I think buying used off ebay and craigslist will get you more bang for your buck on speakers.

I've heard that white vans are great for buying speakers. It takes some patience but man it's worth it.
Quote:
The technology on speakers is the same now as it was 10 years ago. Nothing has changed. The manufacturers swap around different specs and make the enclosures look different but you still have the same science of sound at work.

No doubt! Nothing else has changed in 10 years why should speakers be any different!
Quote:
If anything revolutionary happened with home audio speakers today it would follow car audio's lead where they have fully active digital crossovers and compact, high efficiency amps with lots of power to fit in small places.

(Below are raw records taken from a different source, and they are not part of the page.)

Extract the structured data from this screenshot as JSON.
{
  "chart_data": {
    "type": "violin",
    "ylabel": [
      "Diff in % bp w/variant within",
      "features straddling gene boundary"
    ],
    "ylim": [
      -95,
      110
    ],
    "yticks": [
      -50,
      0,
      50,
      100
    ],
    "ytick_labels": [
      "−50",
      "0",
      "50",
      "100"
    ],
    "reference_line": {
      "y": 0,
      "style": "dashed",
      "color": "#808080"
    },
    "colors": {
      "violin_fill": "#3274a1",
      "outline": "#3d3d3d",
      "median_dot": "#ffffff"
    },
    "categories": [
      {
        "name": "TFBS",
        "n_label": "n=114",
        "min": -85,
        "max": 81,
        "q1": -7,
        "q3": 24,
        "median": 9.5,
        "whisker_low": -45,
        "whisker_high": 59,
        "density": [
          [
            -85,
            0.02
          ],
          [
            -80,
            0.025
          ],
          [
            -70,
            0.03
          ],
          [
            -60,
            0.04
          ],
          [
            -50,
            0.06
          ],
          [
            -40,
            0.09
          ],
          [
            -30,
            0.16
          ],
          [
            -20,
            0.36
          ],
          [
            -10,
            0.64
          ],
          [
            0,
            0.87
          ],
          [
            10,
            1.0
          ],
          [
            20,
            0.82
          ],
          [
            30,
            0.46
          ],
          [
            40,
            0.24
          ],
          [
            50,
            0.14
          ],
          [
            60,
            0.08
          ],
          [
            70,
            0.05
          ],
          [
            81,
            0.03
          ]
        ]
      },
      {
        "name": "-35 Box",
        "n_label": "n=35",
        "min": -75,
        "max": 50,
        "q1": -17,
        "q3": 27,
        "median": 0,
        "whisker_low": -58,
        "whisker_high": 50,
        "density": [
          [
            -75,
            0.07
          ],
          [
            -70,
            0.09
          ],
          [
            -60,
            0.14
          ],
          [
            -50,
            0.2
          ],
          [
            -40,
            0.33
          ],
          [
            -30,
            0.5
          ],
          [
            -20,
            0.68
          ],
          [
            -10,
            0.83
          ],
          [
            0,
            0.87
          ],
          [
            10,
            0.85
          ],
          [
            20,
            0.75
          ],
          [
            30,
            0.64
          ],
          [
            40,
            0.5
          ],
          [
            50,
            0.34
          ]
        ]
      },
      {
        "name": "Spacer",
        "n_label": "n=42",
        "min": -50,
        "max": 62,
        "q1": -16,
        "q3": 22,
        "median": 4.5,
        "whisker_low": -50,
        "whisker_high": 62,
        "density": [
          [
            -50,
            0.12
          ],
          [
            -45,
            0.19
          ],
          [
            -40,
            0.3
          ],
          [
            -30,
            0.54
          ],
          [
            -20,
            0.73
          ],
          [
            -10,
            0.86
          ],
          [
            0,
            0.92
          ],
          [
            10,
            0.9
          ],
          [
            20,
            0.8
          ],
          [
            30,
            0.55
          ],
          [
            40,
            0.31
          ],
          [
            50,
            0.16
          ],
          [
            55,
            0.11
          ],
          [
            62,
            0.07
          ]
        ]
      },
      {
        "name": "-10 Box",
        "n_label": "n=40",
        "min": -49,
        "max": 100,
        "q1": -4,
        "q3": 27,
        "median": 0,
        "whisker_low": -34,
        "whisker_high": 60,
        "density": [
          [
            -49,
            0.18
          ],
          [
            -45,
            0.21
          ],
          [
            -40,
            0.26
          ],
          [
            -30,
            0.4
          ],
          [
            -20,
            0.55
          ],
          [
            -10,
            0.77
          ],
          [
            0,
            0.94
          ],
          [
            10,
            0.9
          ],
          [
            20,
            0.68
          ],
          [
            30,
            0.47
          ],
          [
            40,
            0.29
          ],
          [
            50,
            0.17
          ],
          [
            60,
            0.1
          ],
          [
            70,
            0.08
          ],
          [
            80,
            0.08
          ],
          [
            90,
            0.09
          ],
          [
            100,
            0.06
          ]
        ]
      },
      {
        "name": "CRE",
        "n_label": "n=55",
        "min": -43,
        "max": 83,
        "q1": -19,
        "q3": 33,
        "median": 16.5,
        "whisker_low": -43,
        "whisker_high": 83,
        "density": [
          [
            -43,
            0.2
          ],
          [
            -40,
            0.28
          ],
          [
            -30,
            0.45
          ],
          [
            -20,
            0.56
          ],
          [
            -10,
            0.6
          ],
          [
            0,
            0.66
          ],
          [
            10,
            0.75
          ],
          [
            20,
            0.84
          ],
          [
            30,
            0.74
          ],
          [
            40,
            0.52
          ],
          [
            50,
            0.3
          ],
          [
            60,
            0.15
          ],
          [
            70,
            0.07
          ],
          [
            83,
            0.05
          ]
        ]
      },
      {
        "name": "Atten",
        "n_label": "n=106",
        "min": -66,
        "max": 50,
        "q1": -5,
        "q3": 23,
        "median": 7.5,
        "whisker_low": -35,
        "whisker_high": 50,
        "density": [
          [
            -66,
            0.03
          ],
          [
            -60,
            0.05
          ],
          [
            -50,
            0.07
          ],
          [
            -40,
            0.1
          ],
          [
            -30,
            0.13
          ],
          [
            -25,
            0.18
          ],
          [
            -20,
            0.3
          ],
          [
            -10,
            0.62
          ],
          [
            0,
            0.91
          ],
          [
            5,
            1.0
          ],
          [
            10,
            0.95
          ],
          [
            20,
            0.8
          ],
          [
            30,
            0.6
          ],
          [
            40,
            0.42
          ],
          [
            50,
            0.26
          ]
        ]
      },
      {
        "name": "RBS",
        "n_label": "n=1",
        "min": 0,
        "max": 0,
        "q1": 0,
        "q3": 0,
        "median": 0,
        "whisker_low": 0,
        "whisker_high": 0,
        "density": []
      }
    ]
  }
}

I've always thought that car audio is the bleeding edge. Technologically speaking of course.
 

·
Registered
Joined
·
64 Posts
When faced with this same dilemma several years ago I went with clearance Infinity Primus 5.0 setup with an Onkyo 604. Given it to do over again I'd go with phantom center and buy an 8xx series with more power and the ability to do pre-amp output because low end centers generally suck and I would have been setup to power my next set of speakers.
 

·
Registered
Joined
·
136 Posts
Discussion Starter · #15 ·
Thanks for all the information, I really appreciate it. I think I'll look on ebay and craigslist for speakers right now, but get the receiver new. So the pioneer 919 is better than the Onkyo 607? I noticed they're the same price.